American drag performer

Pierre Leverne Dease (born July 12, 1982), better known by the stage name Nina Bo'nina Brown, is an American drag queen and television personality best known for starring on the ninth season of RuPaul's Drag Race, where she placed sixth.

== Early life ==
She was born on July 12, 1982, and raised in Columbia, South Carolina before moving to Riverdale, Georgia, where she currently resides.

== Career ==

=== Early drag career ===
Nina Bo’nina Brown made her drag performance debut under the stage name 'Shameekah' in 2009. Before adopting her current name, she also performed under the stage names 'Beatta Bitchass' and 'Lady Guinavere'.

In 2013, Brown began uploading makeup tutorials to her YouTube channel. These videos, along with uploads of her casting auditions for seasons five through eight, gained Brown prominence in the drag community. She was the makeup artist for some of Phi Phi O'Hara's looks for her "365 Days of Drag" project.

=== RuPaul's Drag Race ===
Brown auditioned for RuPaul's Drag Race seasons five through eight. She was announced as one of fourteen contestants competing on the ninth season of RuPaul's Drag Race on February 2, 2017.

The premier of season 9, Drag Race's first episode on VH1, aired on March 24, 2017. Brown entered the Werkroom in a mouse look made of paper with the entrance line, "I'm Nina, Bo'nina, Banana, Fofana, Osama Bin Laden Brown! Boom! Boom! Boom! Boom!" She was the winner of the premiere episode's challenge (Miss Charisma, Uniqueness, Nerve and Talent), guest judged by Lady Gaga.
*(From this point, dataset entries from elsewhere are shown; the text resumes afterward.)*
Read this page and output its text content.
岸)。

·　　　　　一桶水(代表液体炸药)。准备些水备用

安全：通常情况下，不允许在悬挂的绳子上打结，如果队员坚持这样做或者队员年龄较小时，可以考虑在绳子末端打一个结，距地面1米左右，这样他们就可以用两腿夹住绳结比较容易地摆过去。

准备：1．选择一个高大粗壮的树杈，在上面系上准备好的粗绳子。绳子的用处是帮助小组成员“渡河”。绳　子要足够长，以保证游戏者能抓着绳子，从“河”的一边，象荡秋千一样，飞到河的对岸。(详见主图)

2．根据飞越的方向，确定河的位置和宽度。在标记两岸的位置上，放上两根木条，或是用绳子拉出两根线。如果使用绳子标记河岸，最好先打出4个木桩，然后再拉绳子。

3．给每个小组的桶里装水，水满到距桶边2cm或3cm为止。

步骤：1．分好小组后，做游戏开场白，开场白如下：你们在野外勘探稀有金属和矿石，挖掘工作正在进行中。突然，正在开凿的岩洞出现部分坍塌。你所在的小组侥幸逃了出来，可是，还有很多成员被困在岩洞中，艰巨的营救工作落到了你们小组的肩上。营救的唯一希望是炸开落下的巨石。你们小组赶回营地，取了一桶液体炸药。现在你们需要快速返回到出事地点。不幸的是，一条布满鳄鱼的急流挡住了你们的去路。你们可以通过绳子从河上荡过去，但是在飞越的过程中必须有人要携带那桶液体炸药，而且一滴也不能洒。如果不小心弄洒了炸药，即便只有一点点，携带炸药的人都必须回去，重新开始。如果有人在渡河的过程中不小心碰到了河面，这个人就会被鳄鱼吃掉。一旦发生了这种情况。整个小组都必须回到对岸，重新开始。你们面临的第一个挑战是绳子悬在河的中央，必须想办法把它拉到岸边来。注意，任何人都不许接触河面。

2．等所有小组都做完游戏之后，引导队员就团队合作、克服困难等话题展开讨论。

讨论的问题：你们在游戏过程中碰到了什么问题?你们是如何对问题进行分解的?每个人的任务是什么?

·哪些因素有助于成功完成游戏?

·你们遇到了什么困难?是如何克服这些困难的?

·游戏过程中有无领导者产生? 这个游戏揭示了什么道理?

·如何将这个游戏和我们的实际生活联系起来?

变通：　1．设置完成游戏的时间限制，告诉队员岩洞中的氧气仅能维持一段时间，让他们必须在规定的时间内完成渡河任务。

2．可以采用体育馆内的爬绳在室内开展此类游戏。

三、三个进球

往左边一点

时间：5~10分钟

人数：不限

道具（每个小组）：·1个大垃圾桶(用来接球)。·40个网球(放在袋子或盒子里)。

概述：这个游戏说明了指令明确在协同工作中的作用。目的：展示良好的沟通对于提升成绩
In episode five, Brown voiced her frustrations on not being cast as model Blac Chyna for the Rusical challenge. She named her 2018 tour "I Shoulda Been Blac Chyna" after this moment. Drag Race alumni Alaska also referenced this moment in a line of her song "Valentina".

Brown placed in the bottom two three times, eliminating Aja and Valentina. She was eliminated on the makeover challenge episode after losing a lip sync of "Cool for the Summer" by Demi Lovato against Shea Couleé.

==== Fashion Photo RuView ====
Brown and Vanessa Vanjie Mateo guest hosted four episodes of the WOWPresents internet series Fashion Photo RuView between November 2018 and January 2019.

=== Rawview YouTube series ===
Since the premier of All Stars 4 in 2018, Brown has self-published reviews of Rupaul's Drag Race and its international spin-off series on her YouTube channel. Rawviews are generally segmented into general discussion, reading tips and comments, 'Beauty and Looks', and a live reaction to the respective episode.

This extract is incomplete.